You can disappear down the wormhole of existentialism on this one if you want in terms of what any of us "really" is, but I doubt you'd find such an exercise helpful.Why, on one hand, does gender have no basis in biology and entirely of human construct, but on the other hand it signifies who you "really" are. What basis do you have for stating that a choice among two opposing social constructs determines who you really are?
My point, in suggesting that someone behaving in a way that they consider true to themselves would not, in their minds, constitute "deception", was less to act as the arbiter of reality than to challenge the heteronormative attempts to serve as arbiters of reality by flipping that assumption on its head. Is it the transgender person who has a problem they must announce to anyone with whom they come into contact, or is it the transphobic person who has a problem they must announce to anyone with whom they come into contact?
This notion of deception is subjective. It is not necessarily true that someone is attempting to mislead or trick you if they are only presenting themselves as themselves. That's where the difference of opinion emerges.
In other words, "if you don't act the way I expect you to act, if you don't do what I expect you do to, then you're being deceptive." Says who?
If people expect someone who was born intersex to "pick one," then how is that being "true to themselves?" Isn't that "self-mutiliation?" It's an act of conformity.
And that's really what this is all about: conforming to cultural gender roles. "You were born like this, so BE THIS." To even question, let alone challenge, this edict is heresy.

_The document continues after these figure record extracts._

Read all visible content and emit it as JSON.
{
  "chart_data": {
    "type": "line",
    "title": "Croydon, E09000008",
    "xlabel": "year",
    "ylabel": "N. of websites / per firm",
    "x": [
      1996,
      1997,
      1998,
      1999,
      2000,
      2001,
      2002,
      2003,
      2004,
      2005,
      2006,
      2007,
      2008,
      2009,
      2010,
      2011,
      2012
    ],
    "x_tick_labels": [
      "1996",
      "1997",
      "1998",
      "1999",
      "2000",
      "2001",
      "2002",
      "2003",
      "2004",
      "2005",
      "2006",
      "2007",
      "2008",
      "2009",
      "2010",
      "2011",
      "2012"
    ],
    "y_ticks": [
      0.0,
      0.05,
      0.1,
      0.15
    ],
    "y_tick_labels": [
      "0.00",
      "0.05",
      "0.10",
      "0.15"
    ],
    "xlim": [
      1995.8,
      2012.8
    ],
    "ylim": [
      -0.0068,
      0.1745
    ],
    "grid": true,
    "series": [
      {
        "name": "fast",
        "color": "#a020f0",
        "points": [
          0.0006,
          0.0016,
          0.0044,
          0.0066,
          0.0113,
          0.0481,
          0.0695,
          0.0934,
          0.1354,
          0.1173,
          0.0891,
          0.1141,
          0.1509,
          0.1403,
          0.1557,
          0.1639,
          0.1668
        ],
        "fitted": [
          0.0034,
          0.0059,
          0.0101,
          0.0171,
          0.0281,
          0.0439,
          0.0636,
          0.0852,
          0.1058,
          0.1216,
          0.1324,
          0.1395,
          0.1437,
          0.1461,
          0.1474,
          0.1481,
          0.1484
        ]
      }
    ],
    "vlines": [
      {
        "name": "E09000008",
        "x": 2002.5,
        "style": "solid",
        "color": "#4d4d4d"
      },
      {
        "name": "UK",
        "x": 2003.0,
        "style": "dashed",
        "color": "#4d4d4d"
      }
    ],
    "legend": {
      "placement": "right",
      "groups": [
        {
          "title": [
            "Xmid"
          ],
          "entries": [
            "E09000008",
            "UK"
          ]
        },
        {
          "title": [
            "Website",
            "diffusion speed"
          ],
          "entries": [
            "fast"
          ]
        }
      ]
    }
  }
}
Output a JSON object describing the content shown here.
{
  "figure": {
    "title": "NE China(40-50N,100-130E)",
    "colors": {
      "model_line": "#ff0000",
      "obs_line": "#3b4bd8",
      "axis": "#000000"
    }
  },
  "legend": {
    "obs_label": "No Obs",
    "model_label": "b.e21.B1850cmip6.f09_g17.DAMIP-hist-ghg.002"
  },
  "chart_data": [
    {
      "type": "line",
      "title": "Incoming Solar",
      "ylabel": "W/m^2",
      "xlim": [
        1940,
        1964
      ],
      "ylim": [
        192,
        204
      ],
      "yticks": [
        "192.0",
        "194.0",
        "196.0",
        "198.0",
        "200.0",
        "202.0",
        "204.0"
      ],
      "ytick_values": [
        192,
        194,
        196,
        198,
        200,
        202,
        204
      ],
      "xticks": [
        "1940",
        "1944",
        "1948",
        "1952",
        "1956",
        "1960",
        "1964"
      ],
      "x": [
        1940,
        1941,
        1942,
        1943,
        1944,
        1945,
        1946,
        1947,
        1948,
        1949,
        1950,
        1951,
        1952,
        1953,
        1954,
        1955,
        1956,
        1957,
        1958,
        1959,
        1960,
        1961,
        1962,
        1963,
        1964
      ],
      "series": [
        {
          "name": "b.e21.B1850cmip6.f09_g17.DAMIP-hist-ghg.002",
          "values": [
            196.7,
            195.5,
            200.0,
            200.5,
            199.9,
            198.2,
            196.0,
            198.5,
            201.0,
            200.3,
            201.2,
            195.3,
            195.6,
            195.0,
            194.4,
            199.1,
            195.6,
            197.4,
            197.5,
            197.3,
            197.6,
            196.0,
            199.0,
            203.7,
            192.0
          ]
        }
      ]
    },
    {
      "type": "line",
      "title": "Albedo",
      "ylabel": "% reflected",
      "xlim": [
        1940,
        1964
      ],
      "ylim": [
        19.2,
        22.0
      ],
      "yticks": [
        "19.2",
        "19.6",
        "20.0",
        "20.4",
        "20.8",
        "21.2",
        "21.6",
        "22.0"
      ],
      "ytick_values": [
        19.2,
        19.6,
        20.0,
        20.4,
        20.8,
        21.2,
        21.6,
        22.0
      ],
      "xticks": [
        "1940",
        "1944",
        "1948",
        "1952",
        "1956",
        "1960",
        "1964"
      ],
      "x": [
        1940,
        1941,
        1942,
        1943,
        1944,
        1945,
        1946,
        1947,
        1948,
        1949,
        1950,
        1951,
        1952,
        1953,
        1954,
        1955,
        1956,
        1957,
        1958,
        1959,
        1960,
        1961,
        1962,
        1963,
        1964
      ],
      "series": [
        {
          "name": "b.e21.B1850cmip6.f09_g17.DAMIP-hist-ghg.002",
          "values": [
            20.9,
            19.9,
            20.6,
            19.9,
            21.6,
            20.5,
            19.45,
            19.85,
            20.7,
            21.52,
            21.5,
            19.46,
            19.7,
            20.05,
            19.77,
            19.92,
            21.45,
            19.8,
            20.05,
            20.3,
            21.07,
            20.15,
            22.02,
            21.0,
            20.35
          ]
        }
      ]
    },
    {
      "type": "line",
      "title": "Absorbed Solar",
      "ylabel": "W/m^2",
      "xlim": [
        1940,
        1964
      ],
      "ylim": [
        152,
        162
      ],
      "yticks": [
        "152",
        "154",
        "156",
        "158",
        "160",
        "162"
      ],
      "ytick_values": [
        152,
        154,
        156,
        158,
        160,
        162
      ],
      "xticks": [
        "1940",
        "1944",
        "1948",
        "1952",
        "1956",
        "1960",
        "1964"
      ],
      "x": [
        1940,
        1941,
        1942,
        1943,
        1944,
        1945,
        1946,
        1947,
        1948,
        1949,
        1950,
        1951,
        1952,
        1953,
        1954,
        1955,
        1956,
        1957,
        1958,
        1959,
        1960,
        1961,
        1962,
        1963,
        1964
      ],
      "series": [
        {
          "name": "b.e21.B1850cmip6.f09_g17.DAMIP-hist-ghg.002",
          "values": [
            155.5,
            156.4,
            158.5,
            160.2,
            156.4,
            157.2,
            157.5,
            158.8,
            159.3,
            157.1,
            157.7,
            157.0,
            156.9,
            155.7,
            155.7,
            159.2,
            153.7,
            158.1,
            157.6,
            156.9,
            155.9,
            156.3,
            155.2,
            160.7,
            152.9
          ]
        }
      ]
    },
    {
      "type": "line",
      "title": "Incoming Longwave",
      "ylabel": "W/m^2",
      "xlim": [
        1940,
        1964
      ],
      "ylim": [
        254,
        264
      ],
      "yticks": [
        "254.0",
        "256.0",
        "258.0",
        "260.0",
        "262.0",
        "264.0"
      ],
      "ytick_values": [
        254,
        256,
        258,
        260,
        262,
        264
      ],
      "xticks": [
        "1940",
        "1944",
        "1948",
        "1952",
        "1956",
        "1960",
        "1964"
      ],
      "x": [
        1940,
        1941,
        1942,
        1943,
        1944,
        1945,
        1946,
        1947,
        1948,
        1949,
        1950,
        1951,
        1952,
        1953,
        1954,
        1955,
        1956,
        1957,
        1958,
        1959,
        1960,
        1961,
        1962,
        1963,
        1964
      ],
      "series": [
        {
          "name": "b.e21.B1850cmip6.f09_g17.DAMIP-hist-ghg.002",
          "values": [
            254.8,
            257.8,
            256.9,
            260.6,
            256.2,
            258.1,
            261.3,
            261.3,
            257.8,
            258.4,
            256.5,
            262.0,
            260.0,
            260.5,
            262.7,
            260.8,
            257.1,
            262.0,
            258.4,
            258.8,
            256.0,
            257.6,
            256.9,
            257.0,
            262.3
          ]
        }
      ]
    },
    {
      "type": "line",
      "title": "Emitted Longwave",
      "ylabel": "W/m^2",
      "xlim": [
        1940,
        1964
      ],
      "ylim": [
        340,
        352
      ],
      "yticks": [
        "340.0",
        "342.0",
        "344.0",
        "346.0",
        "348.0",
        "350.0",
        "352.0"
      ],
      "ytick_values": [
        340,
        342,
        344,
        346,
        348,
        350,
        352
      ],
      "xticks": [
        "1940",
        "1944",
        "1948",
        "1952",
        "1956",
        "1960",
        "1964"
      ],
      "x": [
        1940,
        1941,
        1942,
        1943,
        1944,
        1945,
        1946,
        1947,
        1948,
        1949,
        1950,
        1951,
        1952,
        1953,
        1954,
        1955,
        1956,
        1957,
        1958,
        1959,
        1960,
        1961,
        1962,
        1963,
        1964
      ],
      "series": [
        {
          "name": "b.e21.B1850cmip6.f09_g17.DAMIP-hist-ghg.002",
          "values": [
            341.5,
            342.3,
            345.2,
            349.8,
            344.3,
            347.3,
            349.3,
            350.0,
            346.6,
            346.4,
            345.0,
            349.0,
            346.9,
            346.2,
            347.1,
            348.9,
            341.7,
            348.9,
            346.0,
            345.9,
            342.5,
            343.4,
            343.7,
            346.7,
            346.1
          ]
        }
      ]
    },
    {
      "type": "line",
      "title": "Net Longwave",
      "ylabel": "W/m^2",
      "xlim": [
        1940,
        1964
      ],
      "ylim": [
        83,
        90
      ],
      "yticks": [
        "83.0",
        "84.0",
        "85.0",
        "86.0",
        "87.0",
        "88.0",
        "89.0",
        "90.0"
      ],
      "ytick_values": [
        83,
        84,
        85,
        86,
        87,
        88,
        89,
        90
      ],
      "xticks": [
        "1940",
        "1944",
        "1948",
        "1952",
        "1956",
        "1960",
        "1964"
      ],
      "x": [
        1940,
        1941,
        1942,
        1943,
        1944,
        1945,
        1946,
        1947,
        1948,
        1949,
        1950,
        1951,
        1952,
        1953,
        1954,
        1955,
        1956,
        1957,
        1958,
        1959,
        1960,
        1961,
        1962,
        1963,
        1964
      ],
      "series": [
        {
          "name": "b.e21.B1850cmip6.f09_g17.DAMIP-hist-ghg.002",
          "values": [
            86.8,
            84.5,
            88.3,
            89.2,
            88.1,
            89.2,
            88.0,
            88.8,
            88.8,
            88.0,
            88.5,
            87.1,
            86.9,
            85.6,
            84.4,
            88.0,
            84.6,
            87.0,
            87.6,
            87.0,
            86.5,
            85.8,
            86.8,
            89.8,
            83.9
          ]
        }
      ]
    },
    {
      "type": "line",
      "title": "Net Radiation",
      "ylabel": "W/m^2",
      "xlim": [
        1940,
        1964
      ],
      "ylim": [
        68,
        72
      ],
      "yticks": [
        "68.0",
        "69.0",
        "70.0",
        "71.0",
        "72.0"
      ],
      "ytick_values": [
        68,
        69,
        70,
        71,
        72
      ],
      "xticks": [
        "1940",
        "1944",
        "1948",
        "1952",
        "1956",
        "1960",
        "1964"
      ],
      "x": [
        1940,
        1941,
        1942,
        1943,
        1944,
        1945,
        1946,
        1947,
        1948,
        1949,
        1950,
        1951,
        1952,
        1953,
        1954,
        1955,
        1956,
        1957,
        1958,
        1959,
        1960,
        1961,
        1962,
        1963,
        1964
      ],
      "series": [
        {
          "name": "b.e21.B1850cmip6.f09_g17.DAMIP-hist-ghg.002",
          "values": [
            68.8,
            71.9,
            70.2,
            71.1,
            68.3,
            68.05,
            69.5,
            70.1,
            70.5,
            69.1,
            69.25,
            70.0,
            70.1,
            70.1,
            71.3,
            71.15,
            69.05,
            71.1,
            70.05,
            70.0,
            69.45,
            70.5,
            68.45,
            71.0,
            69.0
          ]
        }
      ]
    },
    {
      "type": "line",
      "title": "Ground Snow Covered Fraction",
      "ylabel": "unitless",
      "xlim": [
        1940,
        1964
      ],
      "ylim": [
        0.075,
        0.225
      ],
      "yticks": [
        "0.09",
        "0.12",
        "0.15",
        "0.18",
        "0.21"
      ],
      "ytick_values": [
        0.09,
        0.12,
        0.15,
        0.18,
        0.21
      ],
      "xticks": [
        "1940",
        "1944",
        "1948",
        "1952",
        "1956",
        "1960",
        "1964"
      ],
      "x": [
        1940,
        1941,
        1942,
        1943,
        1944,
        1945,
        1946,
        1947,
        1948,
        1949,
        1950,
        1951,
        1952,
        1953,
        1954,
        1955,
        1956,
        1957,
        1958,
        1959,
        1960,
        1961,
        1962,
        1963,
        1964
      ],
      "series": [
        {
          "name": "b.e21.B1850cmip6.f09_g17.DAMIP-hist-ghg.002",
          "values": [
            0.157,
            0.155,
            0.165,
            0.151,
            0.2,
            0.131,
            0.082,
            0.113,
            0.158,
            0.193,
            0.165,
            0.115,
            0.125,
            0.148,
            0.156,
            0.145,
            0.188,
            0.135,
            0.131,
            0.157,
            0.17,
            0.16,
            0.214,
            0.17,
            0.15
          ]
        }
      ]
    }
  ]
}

One would think, given the certainty with which so many people enforce binary, sex-assigned gender roles, that they are a universal constant. They are not. Cultures can, and do, vary. The possibility exists, then, that "our" culture, too, can become more inclusive.
Had Malcolm been assassinated prior to his Hajj, you might've said that he would never chill with Bruce Jenner at Starbucks because he more strictly adhered to the Nationalist conception of separatism. He would be, at that point in life, less likely to trust Bruce Jenner due to race than gender.I don't think malcolm x would ever chill with Bruce Jenner at Starbucks meth lol
As Malcolm is no longer with us, you cannot say, with any certainty, what his views on the subject might be had he survived. While much was made about his rejection of nonviolence, he was very much opposed to "senseless aggression," such as the Vietnam War. He's often remembered as a man of faith, but I don't believe that you could characterize him as a moral absolutist, who would feel justified in conquering or colonizing under his favored banner. He was defending the right to prosperity, the right to dignity, the right to equality, and the right to self-determination.
(There is also the possibility, as explored in Manning Marable's biography, that Malcolm engaged in sexual behavior with other men, if only as a means of subsistence.)
To your point, though: there were quite a few allegations of sexism in Dr. King's SCLC. Is it fair to say that Dr. King would be opposed to equality for women if he were alive today?
You can say what you want, because it's all speculative, but I would only remind you that people are not fixed. MANY LGBTQ activists fight and have fought for racial equality. We obviously know that Dr. King worked closely with Bayard Rustin, for example. Prejudices often struggle to endure positive interactions between equals occurring the pursuit of mutual goals, per Allport's theory of "beneficial contact." The case could be made that someone who has developed an active, lifelong commitment to equality and social justice would be less likely to maintain popular prejudices over time if they continued to work as part of diverse organizations or coalitions devoted to that end.
Ultimately, though, heroes are still fallible human beings. We can seek inspiration in their most admirable attributes and efforts without emulating their reputed flaws. You can aspire to "be like Mike" on the basketball court without gambling or wearing #NTDenim.